Faux Crème Fraiche

by Martin Field

Crème fraiche frequently pops up its tangy head in recipes broadcast on English TV cooking shows, but when you go to shop for said recipes this vital ingredient is rarely to be found – at least on Australian supermarket shelves. When you do find some, it is usually packed in tiny containers carrying a boutique brand name and a hefty price tag.

We asked Beery Mag, our R&D chef for an easy recipe for making crème fraiche in the home kitchen. As usual, she came up with the goods.

Beery: ‘This essential ingredient is not literally fresh but is actually a lovely drop somewhere between fresh and sour cream. To make a batch take about 600mls of fresh cream – though not that hideous thickened cream made with gelatine. Gently heat the cream to body temperature, about 37 degrees centigrade. Use a thermometer – preferably not a rectal one – or a clean finger to test.

‘Stir in about a quarter of a cup of cultured buttermilk. Leave it covered – a soup thermos flask or a yoghurt maker is ideal – at room temperature for 24 hours, then refrigerate. The cream will thicken somewhat and acquire a delicious, slightly acidic tang along with a buttery nutty flavour.’

She advises that her faux crème fraiche will keep in the fridge for a week or more and reckons you can use it in any savoury dish in place of cream and that it goes wonderfully with fresh strawberries. Another of her tips is to create a dessert topping or sauce by beating a cup of the chilled faux crème fraiche with a third of a cup of chilled botrytised white and half a teaspoon of pure vanilla essence. Yummy.

‘Use the leftover buttermilk in place of milk when making pancakes and muffins. They’ll taste just gorgeous’ added Beery – who tends to gush occasionally.

3 thoughts on “Faux Crème Fraiche

  1. Mike Tommasi

    LOL, yes use the right thermometer… 😉

    Even in France where crème fraîche is used in everything (too much for my taste), one can easily get it confused with some of the thickened gelatine preparations like “fleurette”. The real thing can be found in liquid form, perfect for chantilly and cooking, and the thick stuff, ideal with… SCONES!

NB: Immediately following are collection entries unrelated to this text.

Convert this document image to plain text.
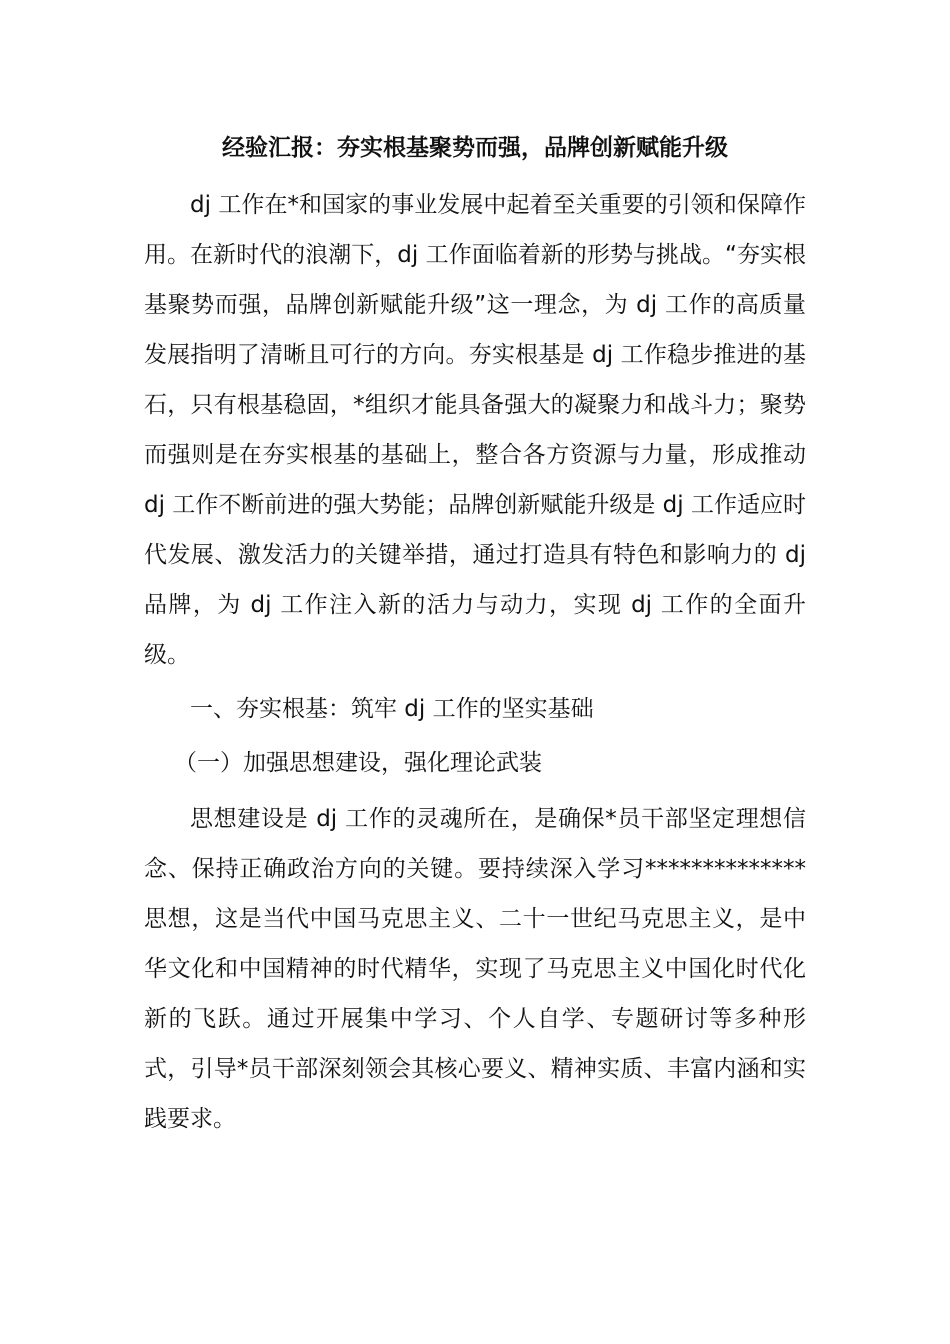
经验汇报：夯实根基聚势而强，品牌创新赋能升级

dj 工作在*和国家的事业发展中起着至关重要的引领和保障作用。在新时代的浪潮下，dj 工作面临着新的形势与挑战。“夯实根基聚势而强，品牌创新赋能升级”这一理念，为 dj 工作的高质量发展指明了清晰且可行的方向。夯实根基是 dj 工作稳步推进的基石，只有根基稳固，*组织才能具备强大的凝聚力和战斗力；聚势而强则是在夯实根基的基础上，整合各方资源与力量，形成推动 dj 工作不断前进的强大势能；品牌创新赋能升级是 dj 工作适应时代发展、激发活力的关键举措，通过打造具有特色和影响力的 dj 品牌，为 dj 工作注入新的活力与动力，实现 dj 工作的全面升级。

一、夯实根基：筑牢 dj 工作的坚实基础

（一）加强思想建设，强化理论武装

思想建设是 dj 工作的灵魂所在，是确保*员干部坚定理想信念、保持正确政治方向的关键。要持续深入学习**************思想，这是当代中国马克思主义、二十一世纪马克思主义，是中华文化和中国精神的时代精华，实现了马克思主义中国化时代化新的飞跃。通过开展集中学习、个人自学、专题研讨等多种形式，引导*员干部深刻领会其核心要义、精神实质、丰富内涵和实践要求。
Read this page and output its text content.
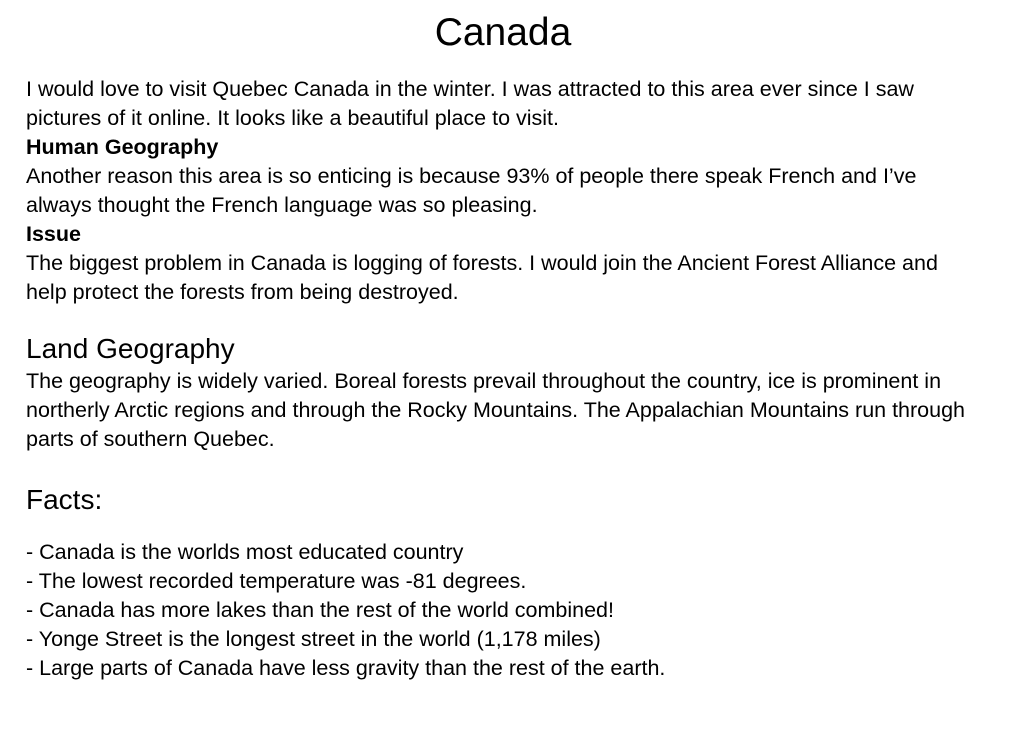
Canada

I would love to visit Quebec Canada in the winter. I was attracted to this area ever since I saw pictures of it online. It looks like a beautiful place to visit.

Human Geography

Another reason this area is so enticing is because 93% of people there speak French and I’ve always thought the French language was so pleasing.

Issue

The biggest problem in Canada is logging of forests. I would join the Ancient Forest Alliance and help protect the forests from being destroyed.

Land Geography

The geography is widely varied. Boreal forests prevail throughout the country, ice is prominent in northerly Arctic regions and through the Rocky Mountains. The Appalachian Mountains run through parts of southern Quebec.

Facts:
- Canada is the worlds most educated country
- The lowest recorded temperature was -81 degrees.
- Canada has more lakes than the rest of the world combined!
- Yonge Street is the longest street in the world (1,178 miles)
- Large parts of Canada have less gravity than the rest of the earth.
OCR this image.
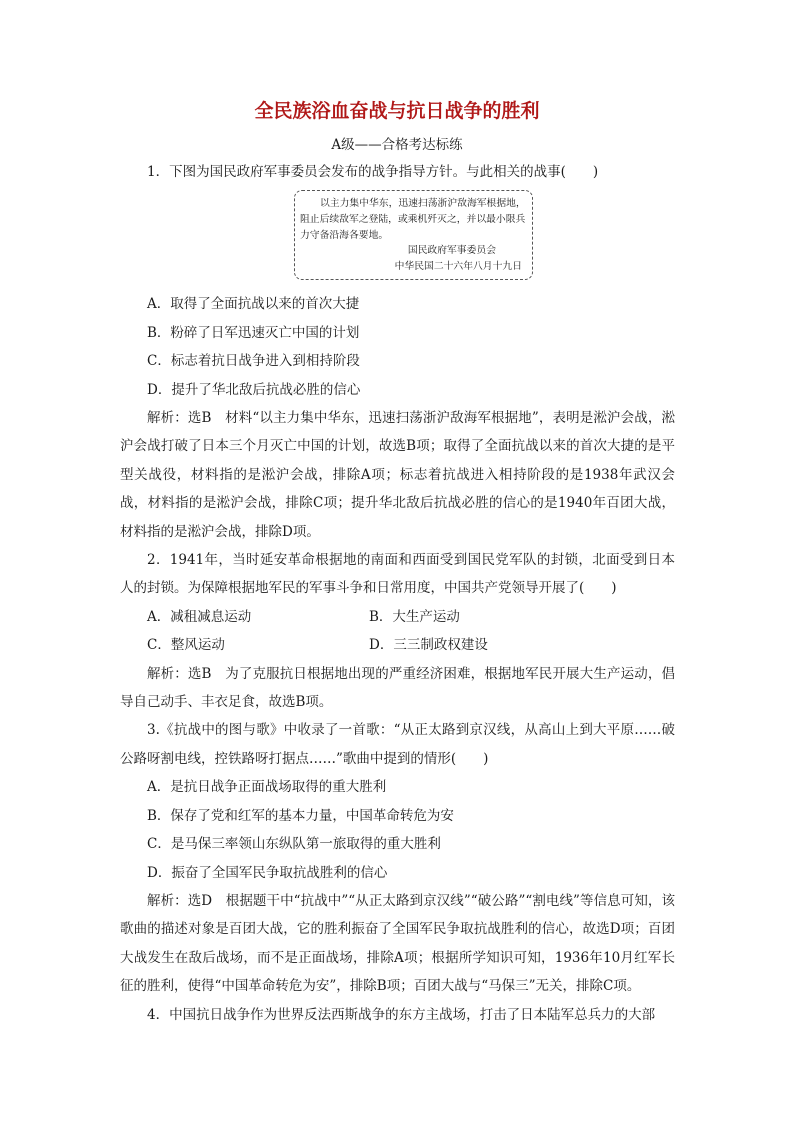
全民族浴血奋战与抗日战争的胜利
A级——合格考达标练

1．下图为国民政府军事委员会发布的战争指导方针。与此相关的战事(　　)

以主力集中华东，迅速扫荡浙沪敌海军根据地，阻止后续敌军之登陆，或乘机歼灭之，并以最小限兵力守备沿海各要地。
国民政府军事委员会
中华民国二十六年八月十九日

A．取得了全面抗战以来的首次大捷

B．粉碎了日军迅速灭亡中国的计划

C．标志着抗日战争进入到相持阶段

D．提升了华北敌后抗战必胜的信心

解析：选B　材料“以主力集中华东，迅速扫荡浙沪敌海军根据地”，表明是淞沪会战，淞沪会战打破了日本三个月灭亡中国的计划，故选B项；取得了全面抗战以来的首次大捷的是平型关战役，材料指的是淞沪会战，排除A项；标志着抗战进入相持阶段的是1938年武汉会战，材料指的是淞沪会战，排除C项；提升华北敌后抗战必胜的信心的是1940年百团大战，材料指的是淞沪会战，排除D项。

2．1941年，当时延安革命根据地的南面和西面受到国民党军队的封锁，北面受到日本人的封锁。为保障根据地军民的军事斗争和日常用度，中国共产党领导开展了(　　)

A．减租减息运动	B．大生产运动
C．整风运动	D．三三制政权建设

解析：选B　为了克服抗日根据地出现的严重经济困难，根据地军民开展大生产运动，倡导自己动手、丰衣足食，故选B项。

3.《抗战中的图与歌》中收录了一首歌：“从正太路到京汉线，从高山上到大平原……破公路呀割电线，控铁路呀打据点……”歌曲中提到的情形(　　)

A．是抗日战争正面战场取得的重大胜利

B．保存了党和红军的基本力量，中国革命转危为安

C．是马保三率领山东纵队第一旅取得的重大胜利

D．振奋了全国军民争取抗战胜利的信心

解析：选D　根据题干中“抗战中”“从正太路到京汉线”“破公路”“割电线”等信息可知，该歌曲的描述对象是百团大战，它的胜利振奋了全国军民争取抗战胜利的信心，故选D项；百团大战发生在敌后战场，而不是正面战场，排除A项；根据所学知识可知，1936年10月红军长征的胜利，使得“中国革命转危为安”，排除B项；百团大战与“马保三”无关，排除C项。

4．中国抗日战争作为世界反法西斯战争的东方主战场，打击了日本陆军总兵力的大部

    thanks for the tips Martin

  2. barry andrews

    perfect recipe.. unusual, as there are so many know-it-alls on the web, who write recipes. but don’t check them… love the thermometer bit..LOL..now ask her how she makes buttermilk for those in the world that can not buy the product off the shelf….it is these people worldwide that we often forget

  3. Martin Field

    Not quite the same but try this as a substitute for buttermilk.

    Mix a tablespoon (15 to 20ml) of lemon juice into a cup (250ml) of skim milk. When it has curdled after a few minutes whizz it in a blender to make smooth consistency. Use as buttermilk in recipes.